Director X certainly has no qualms about making the world Priest inhabits look glamorous, but the film's commitment to location photography has the happy benefit of bringing in some weathered, aged, run-down places to contrast with the bold colors of the nightclubs and the luxurious house that are the outward face of the protagonist's life. I hesitate to say that the film looks "realistic", because that's very much wrong, but it does have a certain hands-off honesty in certain moments that give it more of a charge than I walked in expecting.

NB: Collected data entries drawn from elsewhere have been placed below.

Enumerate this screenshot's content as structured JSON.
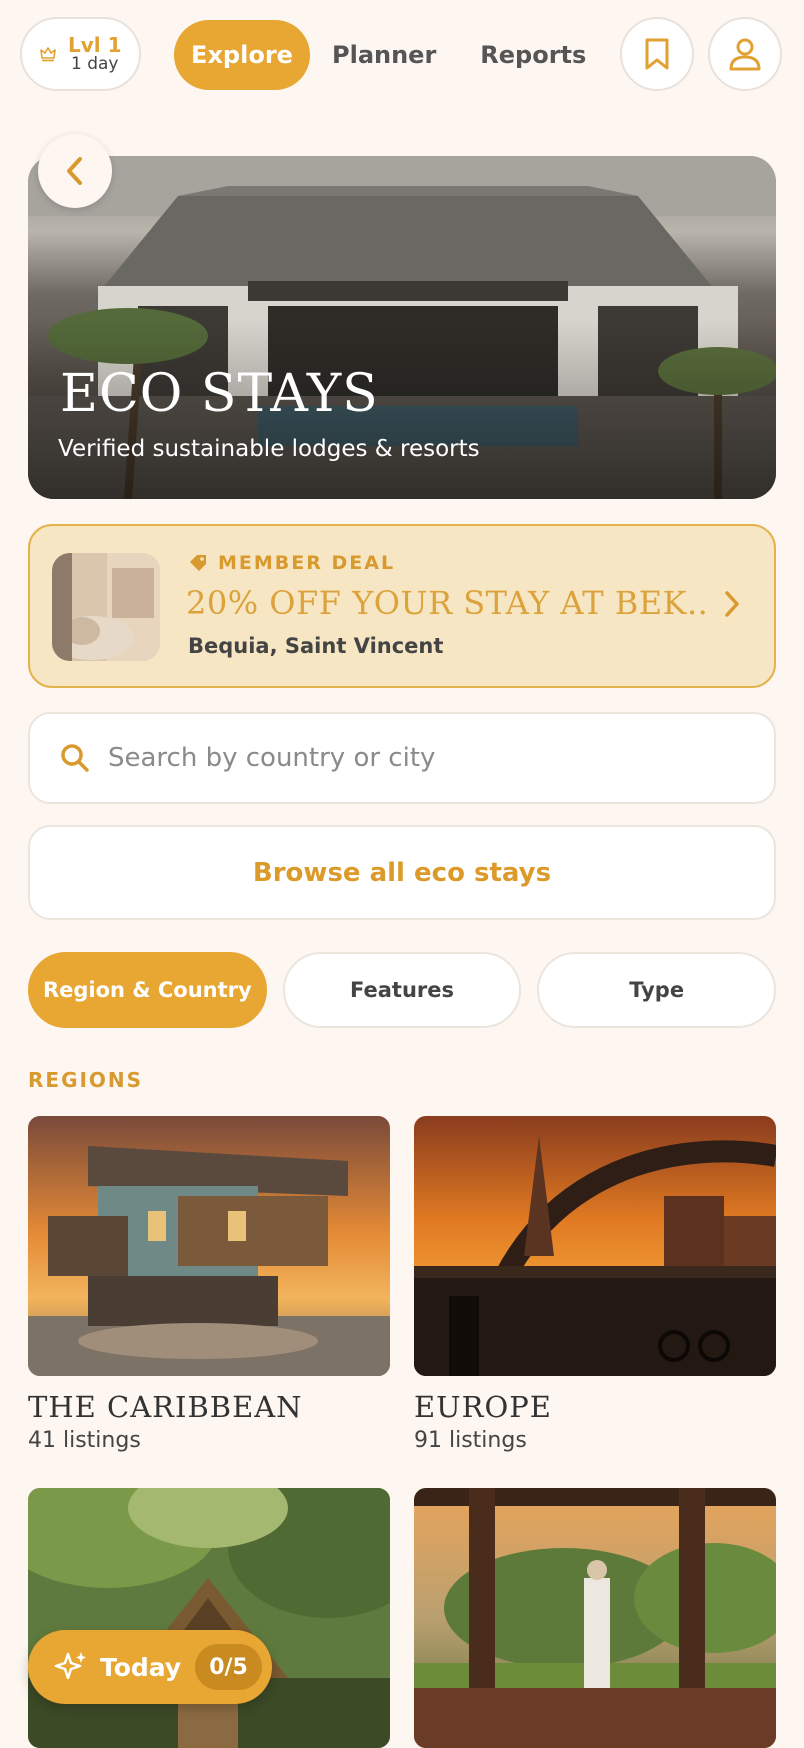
{
  "header": {
    "level": {
      "title": "Lvl 1",
      "subtitle": "1 day"
    },
    "tabs": [
      {
        "label": "Explore",
        "active": true
      },
      {
        "label": "Planner",
        "active": false
      },
      {
        "label": "Reports",
        "active": false
      }
    ]
  },
  "hero": {
    "title": "ECO STAYS",
    "subtitle": "Verified sustainable lodges & resorts"
  },
  "deal": {
    "label": "MEMBER DEAL",
    "title": "20% OFF YOUR STAY AT BEK...",
    "location": "Bequia, Saint Vincent"
  },
  "search": {
    "placeholder": "Search by country or city",
    "value": ""
  },
  "browse_label": "Browse all eco stays",
  "filters": [
    {
      "label": "Region & Country",
      "active": true
    },
    {
      "label": "Features",
      "active": false
    },
    {
      "label": "Type",
      "active": false
    }
  ],
  "regions": {
    "section_label": "REGIONS",
    "items": [
      {
        "name": "THE CARIBBEAN",
        "count": "41 listings"
      },
      {
        "name": "EUROPE",
        "count": "91 listings"
      },
      {
        "name": "",
        "count": ""
      },
      {
        "name": "",
        "count": ""
      }
    ]
  },
  "today": {
    "label": "Today",
    "count": "0/5"
  },
  "colors": {
    "accent": "#e8a633",
    "background": "#fdf6f1",
    "deal_bg": "#f7e6c3"
  }
}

And then those last two-fifths just turn into an altogether different movie. We learn one thing early one: Director X has no facility for action scenes. This is disappointing enough, but even if the action was better, there'd be the lingering problem that action really needn't be here: the film is at its most interesting when it remains tied to Priest's mind and actions, and as the car chases and gun battles pile up, the protagonist loses all distinction to become just one more badass in a leather duster, as the camera whirls around and the editing jumps about, ruining any and all sense of spatial continuity. Basically, the last half-hour of Superfly becomes totally soulless, impersonal, poorly-shot, and worst of all boring, and it scuttles a movie that really was up to some interesting stuff, in its limited way.